Niemand kann ernsthaft bestreiten, dass es gerade in Sicherheitskräften einen höheren Anteil an Ordnungsfanatikern und autoritären Persönlichkeiten gibt als in anderen Berufen. Davon ausgehend erklärt Yaghoobifarah alle Polizisten zu Faschisten und rechtsradikalen Terroristen und somit zu einem Sicherheitsrisiko, zu Leuten, die man nicht wie „nach 1945“ überall arbeiten, nicht in die Nähe von Menschen, nicht mal von Tieren lassen dürfe, schließlich könnten sie Bomben in Briefkästen werfen, in Baumärkten Brandsätze basteln, Nagelfeilen zu Waffen umfunktionieren oder Hakenkreuze auf Keramiktassen malen.
So vereinfachend, so übertreibend, so – naja.
Doch dann kommt der letzte Absatz. „Spontan fällt mir nur eine geeignete Option ein: die Mülldeponie. Nicht als Müllmenschen mit Schlüsseln zu Häusern, sondern auf der Halde, wo sie wirklich nur von Abfall umgeben sind. Unter ihresgleichen fühlen sie sich bestimmt auch selber am wohlsten.“
Muss man einer Journalistin, die sich für links hält, tatsächlich erklären, was man rechten Politikern und Parteien doch völlig zu Recht vorwirft: dass aus hetzerischen Worten Taten werden, und dass es eine der üblichen Strategien ist, unliebsame Personengruppen, Andersdenkende und politische Gegner zu entmenschlichen, um sie zum wohlfeilen Ziel jedweder Aggression zu machen, zu Ratten, zu Schmeißfliegen, zu Unrat? Vor allem einer Kolumnistin, die selber gerne und oft anderen Menschenverachtung vorwirft2? Wieso bedient sich eine Frau, die Medienkulturwissenschaften studiert hat, solcher vor allem bei Rassisten und Faschisten beliebten Methoden? Entweder, sie hat wenig gelernt, hat keine Nazi-Propagandafilme gesehen, hat nichts gelesen über Dehumanisierung von Juden, Indianern, Schwarzen, Dissidenten oder Intellektuellen von Deutschland bis Amerika, von Russland bis Kambodscha. Oder sie hat ihre Kolumne völlig unreflektiert einfach so heruntergeschrieben.
Da kann man nur sagen: Not all journalists are berufsfähig.
1 https://taz.de/Abschaffung-der-Polizei/!5689584/Zugriff 23.6.20
2 Wie zum Beispiel der Kabarettistin Lisa Eckart (https://taz.de/Lisa-Eckhart-und-der-Antisemitismus/!5679755/)

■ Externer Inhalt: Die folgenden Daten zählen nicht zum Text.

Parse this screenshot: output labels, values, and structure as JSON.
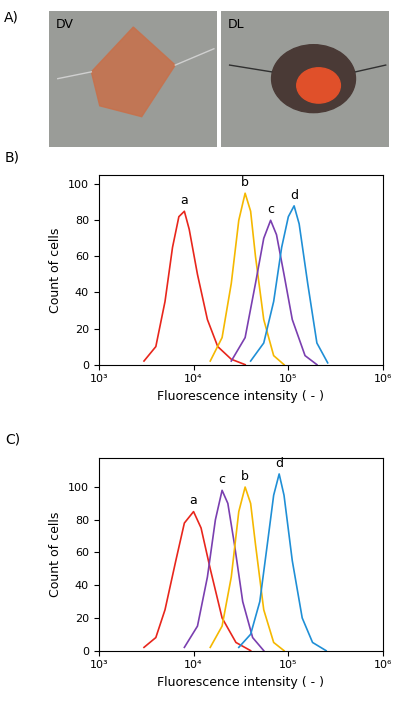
{
  "image_panel": {
    "label": "A)",
    "images": [
      "DV",
      "DL"
    ]
  },
  "chart_data": [
    {
      "type": "line",
      "title": "B)",
      "x_label": "Fluorescence intensity ( - )",
      "y_label": "Count of cells",
      "log": "x",
      "xlim": [
        1000,
        1000000
      ],
      "xticks": [
        {
          "value": 1000,
          "label": "10³"
        },
        {
          "value": 10000,
          "label": "10⁴"
        },
        {
          "value": 100000,
          "label": "10⁵"
        },
        {
          "value": 1000000,
          "label": "10⁶"
        }
      ],
      "ylim": [
        0,
        105
      ],
      "yticks": [
        0,
        20,
        40,
        60,
        80,
        100
      ],
      "grid": false,
      "series": [
        {
          "name": "a",
          "color": "#e8261c",
          "x": [
            3000,
            4000,
            5000,
            6000,
            7000,
            8000,
            9000,
            11000,
            14000,
            18000,
            25000,
            35000
          ],
          "values": [
            2,
            10,
            35,
            65,
            82,
            85,
            75,
            50,
            25,
            10,
            3,
            0
          ]
        },
        {
          "name": "b",
          "color": "#f5b800",
          "x": [
            15000,
            20000,
            25000,
            30000,
            35000,
            40000,
            45000,
            55000,
            70000,
            90000
          ],
          "values": [
            2,
            15,
            45,
            80,
            95,
            85,
            60,
            25,
            5,
            0
          ]
        },
        {
          "name": "c",
          "color": "#7a3fb0",
          "x": [
            25000,
            35000,
            45000,
            55000,
            65000,
            75000,
            90000,
            110000,
            150000,
            200000
          ],
          "values": [
            2,
            15,
            45,
            70,
            80,
            72,
            50,
            25,
            5,
            0
          ]
        },
        {
          "name": "d",
          "color": "#1f8fd6",
          "x": [
            40000,
            55000,
            70000,
            85000,
            100000,
            115000,
            130000,
            160000,
            200000,
            260000
          ],
          "values": [
            2,
            12,
            35,
            65,
            82,
            88,
            78,
            45,
            12,
            1
          ]
        }
      ]
    },
    {
      "type": "line",
      "title": "C)",
      "x_label": "Fluorescence intensity ( - )",
      "y_label": "Count of cells",
      "log": "x",
      "xlim": [
        1000,
        1000000
      ],
      "xticks": [
        {
          "value": 1000,
          "label": "10³"
        },
        {
          "value": 10000,
          "label": "10⁴"
        },
        {
          "value": 100000,
          "label": "10⁵"
        },
        {
          "value": 1000000,
          "label": "10⁶"
        }
      ],
      "ylim": [
        0,
        118
      ],
      "yticks": [
        0,
        20,
        40,
        60,
        80,
        100
      ],
      "grid": false,
      "series": [
        {
          "name": "a",
          "color": "#e8261c",
          "x": [
            3000,
            4000,
            5000,
            6500,
            8000,
            10000,
            12000,
            15000,
            20000,
            28000,
            40000
          ],
          "values": [
            2,
            8,
            25,
            55,
            78,
            85,
            75,
            50,
            20,
            5,
            0
          ]
        },
        {
          "name": "c",
          "color": "#7a3fb0",
          "x": [
            8000,
            11000,
            14000,
            17000,
            20000,
            23000,
            27000,
            33000,
            42000,
            55000
          ],
          "values": [
            2,
            15,
            45,
            80,
            98,
            90,
            65,
            30,
            8,
            0
          ]
        },
        {
          "name": "b",
          "color": "#f5b800",
          "x": [
            15000,
            20000,
            25000,
            30000,
            35000,
            40000,
            45000,
            55000,
            70000,
            90000
          ],
          "values": [
            2,
            15,
            45,
            85,
            100,
            90,
            65,
            25,
            5,
            0
          ]
        },
        {
          "name": "d",
          "color": "#1f8fd6",
          "x": [
            30000,
            40000,
            50000,
            60000,
            70000,
            80000,
            90000,
            110000,
            140000,
            180000,
            250000
          ],
          "values": [
            2,
            10,
            30,
            65,
            95,
            108,
            95,
            55,
            20,
            5,
            0
          ]
        }
      ]
    }
  ]
}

4 Antworten auf „Berufsfähig?“
Diese taz- Satire ist nicht witzig, eher dumm, verallgemeinernd und richtet sich wohl nur an die eigene Blase. So weit, so schlecht. Der letzte Satz (unter ihresgleichen..) kann so verstanden werden, dass Müll das Gleiche ist wie Polizisten bzw umgekehrt – dann ist er menschenverachtend. Er kann auch so verstanden werden, dass auf der Halde dann nur Ex-Polizisten arbeiten, die sind dann unter ihresgleichen und fühlen sich wohl. Auch dumm, aber nicht menschenverachtend. Auch dann stellt sich m E. die Frage der Berufsfaehigkeit.
Diese Überlegung hatte ich auch – aber nur kurz. Denn der Kontext mit ‚Abfall‘ scheint mit doch zu offensichtlich.
beim Fazit bin ich bei dir, dass war daneben was die Dame schreibt.
Nachfragen wollte ich dass dir entgangen wäre das man die Polizei abschaffen wolle. Die Schlachtruf „Defund the Police“ der bei Protesten oft gerufen wurde, hattest du aber schon gehört, oder?
https://www.theguardian.com/us-news/2020/jun/04/defund-the-police-us-george-floyd-budgets
https://edition.cnn.com/2020/06/24/world/defund-police-crime-social-welfare-intl/index.html
https://www.washingtonpost.com/outlook/2020/06/22/democrats-should-steer-clear-defunding-police/
https://www.cnbc.com/2020/06/15/what-it-actually-means-to-defund-the-police.html
Ja, sicher, aber da geht es nicht um Abschaffung, sondern um Kürzung der Budgets, und die anderweitige Verwendung der Gelder, z.B. für Sozialprojekte. Die zweite Forderung betrifft die Auflösung bisheriger Dezernate etwa in Minneapolis oder Los Angeles und eine Umstrukturierung und Neuorganisation, um neue Rekrutierungs- und Ausbildungsmethoden.